Daarom moeten hulpverleners zoeken naar nieuwe vormen en hulpmiddelen die aansluiten bij hoe mensen communiceren, ervaringen delen en elkaar ondersteunen.
Maar er is meer. Sociaal werk moet zich niet alleen aanpassen aan de nieuwe communicatiemix in de samenleving. Die nieuwe communicatievormen kunnen de hulpverlening en de hulpverleningsrelatie ook versterken en verdiepen.
Innoverende partners
De opleiding Bachelor Sociaal Werk van de Arteveldehogeschool is voortrekker wat betreft de ontwikkeling van onlinehulpvormen en methodieken. Zo nam onderzoek de voorbije jaren chathulp, e-mailhulp en sociale netwerksites onder de loep.

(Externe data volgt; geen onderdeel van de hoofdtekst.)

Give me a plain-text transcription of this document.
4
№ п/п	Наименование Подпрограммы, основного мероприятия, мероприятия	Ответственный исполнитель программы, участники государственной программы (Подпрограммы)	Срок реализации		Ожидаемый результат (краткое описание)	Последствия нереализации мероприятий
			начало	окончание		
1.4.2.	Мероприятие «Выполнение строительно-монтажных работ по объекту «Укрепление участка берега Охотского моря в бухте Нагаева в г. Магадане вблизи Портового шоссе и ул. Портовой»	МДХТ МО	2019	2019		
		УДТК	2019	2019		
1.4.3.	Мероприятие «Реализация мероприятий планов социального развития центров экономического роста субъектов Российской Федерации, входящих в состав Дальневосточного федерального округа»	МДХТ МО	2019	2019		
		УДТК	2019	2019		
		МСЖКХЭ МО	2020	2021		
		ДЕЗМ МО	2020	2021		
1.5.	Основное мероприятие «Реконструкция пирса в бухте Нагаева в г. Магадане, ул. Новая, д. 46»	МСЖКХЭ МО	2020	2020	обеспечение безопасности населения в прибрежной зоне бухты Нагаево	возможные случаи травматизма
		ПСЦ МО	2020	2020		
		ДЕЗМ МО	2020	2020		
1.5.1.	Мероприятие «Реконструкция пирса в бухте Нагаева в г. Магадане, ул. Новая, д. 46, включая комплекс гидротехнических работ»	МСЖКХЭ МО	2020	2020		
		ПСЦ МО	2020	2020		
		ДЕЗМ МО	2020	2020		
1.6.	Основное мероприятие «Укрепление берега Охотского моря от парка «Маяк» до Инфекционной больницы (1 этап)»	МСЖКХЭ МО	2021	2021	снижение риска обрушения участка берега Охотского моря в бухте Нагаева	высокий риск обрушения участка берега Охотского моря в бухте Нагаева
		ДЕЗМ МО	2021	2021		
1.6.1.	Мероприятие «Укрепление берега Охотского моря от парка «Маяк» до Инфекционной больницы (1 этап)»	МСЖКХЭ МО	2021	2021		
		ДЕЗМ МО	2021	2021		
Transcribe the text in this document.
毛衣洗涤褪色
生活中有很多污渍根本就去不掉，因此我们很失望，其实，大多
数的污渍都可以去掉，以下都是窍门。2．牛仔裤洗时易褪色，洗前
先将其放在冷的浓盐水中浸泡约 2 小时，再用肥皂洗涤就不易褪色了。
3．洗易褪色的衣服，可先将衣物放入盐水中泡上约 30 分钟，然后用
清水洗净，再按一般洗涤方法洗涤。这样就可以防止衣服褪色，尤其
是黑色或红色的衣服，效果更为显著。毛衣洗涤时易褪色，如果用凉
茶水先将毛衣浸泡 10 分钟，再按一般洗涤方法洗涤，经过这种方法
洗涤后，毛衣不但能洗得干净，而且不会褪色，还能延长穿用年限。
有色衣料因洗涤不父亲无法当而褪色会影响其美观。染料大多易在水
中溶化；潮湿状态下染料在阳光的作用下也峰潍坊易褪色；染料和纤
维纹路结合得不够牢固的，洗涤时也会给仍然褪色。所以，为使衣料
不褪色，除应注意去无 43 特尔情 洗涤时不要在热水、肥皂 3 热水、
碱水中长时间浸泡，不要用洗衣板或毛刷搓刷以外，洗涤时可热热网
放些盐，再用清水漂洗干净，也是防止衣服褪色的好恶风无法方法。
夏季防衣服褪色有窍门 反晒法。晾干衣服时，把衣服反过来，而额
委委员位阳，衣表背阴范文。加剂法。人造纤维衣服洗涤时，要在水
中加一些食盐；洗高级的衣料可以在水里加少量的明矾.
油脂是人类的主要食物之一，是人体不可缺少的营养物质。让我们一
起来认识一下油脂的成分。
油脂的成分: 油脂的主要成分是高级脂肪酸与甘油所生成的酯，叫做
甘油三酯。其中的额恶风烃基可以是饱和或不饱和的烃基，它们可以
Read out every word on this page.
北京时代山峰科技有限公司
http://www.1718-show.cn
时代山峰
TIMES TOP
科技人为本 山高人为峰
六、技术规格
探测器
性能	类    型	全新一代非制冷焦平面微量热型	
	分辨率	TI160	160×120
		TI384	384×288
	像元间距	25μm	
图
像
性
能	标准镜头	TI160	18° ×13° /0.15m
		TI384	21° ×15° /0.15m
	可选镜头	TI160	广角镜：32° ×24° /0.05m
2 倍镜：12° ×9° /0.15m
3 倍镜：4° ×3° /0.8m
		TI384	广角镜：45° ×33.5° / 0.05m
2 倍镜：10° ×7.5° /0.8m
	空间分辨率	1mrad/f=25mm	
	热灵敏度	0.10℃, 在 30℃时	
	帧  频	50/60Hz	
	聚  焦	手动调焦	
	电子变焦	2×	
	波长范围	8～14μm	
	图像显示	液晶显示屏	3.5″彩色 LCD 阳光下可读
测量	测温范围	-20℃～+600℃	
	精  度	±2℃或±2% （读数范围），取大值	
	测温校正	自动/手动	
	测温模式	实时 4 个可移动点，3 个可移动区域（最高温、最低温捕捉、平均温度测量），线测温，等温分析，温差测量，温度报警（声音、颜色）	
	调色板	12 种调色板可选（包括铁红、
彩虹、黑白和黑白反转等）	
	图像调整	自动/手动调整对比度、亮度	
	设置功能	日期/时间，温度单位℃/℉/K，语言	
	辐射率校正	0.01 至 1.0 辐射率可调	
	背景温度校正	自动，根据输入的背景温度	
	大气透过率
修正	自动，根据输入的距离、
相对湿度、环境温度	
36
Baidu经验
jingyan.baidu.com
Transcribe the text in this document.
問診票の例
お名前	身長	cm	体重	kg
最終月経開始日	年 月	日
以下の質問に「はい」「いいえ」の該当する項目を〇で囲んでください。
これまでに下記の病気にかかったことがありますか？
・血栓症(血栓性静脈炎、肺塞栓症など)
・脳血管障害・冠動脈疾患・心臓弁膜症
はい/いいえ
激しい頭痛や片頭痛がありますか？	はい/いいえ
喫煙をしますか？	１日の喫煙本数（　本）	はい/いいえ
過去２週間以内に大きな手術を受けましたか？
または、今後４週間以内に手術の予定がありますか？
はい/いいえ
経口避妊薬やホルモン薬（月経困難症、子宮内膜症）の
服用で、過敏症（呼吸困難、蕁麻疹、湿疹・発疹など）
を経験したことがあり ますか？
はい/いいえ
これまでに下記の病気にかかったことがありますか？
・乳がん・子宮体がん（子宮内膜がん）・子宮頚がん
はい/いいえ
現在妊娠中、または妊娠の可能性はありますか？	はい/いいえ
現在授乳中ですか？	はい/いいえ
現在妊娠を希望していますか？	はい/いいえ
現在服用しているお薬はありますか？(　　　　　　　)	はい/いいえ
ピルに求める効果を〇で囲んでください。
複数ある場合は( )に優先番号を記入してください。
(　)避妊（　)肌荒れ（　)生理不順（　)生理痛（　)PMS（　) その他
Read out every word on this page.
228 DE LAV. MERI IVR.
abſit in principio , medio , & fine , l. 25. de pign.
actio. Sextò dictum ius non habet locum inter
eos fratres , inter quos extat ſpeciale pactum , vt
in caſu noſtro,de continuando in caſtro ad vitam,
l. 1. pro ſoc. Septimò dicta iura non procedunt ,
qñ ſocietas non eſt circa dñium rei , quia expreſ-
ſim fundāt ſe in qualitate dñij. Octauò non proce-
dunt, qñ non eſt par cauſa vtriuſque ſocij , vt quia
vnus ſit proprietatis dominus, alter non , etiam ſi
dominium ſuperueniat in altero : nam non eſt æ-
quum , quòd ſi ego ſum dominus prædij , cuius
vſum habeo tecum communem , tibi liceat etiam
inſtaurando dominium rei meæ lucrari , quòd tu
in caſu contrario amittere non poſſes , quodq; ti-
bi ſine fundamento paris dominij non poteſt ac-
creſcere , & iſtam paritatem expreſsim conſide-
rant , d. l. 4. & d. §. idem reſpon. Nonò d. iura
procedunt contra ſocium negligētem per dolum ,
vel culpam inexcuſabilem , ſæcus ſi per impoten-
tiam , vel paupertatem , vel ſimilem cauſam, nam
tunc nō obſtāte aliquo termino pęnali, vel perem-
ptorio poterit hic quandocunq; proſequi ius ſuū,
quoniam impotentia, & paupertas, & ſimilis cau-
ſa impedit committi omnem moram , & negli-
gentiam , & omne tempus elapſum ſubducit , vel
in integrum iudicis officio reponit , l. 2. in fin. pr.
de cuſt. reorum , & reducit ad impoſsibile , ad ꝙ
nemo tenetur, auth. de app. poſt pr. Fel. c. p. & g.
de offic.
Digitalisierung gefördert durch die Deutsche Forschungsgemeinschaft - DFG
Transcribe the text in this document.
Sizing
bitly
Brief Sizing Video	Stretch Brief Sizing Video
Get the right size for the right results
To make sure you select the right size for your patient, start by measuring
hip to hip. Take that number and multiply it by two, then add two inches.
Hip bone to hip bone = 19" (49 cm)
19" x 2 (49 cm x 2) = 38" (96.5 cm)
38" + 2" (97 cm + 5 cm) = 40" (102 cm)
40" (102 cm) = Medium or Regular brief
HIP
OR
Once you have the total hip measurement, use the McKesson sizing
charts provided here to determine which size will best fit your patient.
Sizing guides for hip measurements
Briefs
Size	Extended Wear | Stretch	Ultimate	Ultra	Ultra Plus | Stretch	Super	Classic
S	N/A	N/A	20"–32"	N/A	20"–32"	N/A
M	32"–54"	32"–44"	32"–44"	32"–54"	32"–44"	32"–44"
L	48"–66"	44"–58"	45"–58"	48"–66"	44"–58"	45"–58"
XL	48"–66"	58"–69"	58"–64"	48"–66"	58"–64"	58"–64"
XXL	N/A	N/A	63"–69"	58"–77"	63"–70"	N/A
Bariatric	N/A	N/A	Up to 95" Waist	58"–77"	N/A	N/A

Er werden specifieke methodische handleidingen ontwikkeld om deze communicatiehulpvormen kwaliteitsvol in te zetten in het welzijnswerk.
Tussen oktober 2013 en september 2015 werkten medewerkers van de Arteveldehogeschool, de KULeuven, online-hulpverlening.be en ISW Limits samen aan een flexibel onlinedagboek ter ondersteuning van een face-to-face begeleiding.
Zo’n dagboek is een werkinstrument dat hulpverleners kunnen hanteren binnen een context van gemixte of blended hulpverlening. Deze flexibele onlinetool is inzetbaar in verschillende welzijnssectoren.
Dagboek als werkinstrument
Het ontwikkelen van zo’n onlinedagboek groeide vanuit ervaringen binnen de geestelijke gezondheidszorg en de verslavingszorg. Daar worden dagboeken al langer als hulpverleningsinstrument gebruikt. Alleen werd er voornamelijk gewerkt met papieren dagboeken.
‘Iets neerschrijven, stimuleert zelfreflectie.’
Het gebruik van dagboeken in een hulpverleningstraject kent verschillende voordelen. Cliënten registeren in hun dagboek feiten, gedragingen, klachten of gevoelens. Zo kunnen hulpverlener en cliënt meer inzicht krijgen. Ze kunnen samen verbanden ontdekken.
De cliënt gaat ook actief aan het werk. Iets neerschrijven, stimuleert zelfreflectie. Het verhoogt de zelfredzaamheid. Een dagboek verlaagt soms de drempel voor cliënten om informatie in te brengen die ze in face-to-face gesprekken niet zo makkelijk toevertrouwen aan hun hulpverlener. Dit kan helpen om persoonlijke gesprekken vlotter te laten verlopen.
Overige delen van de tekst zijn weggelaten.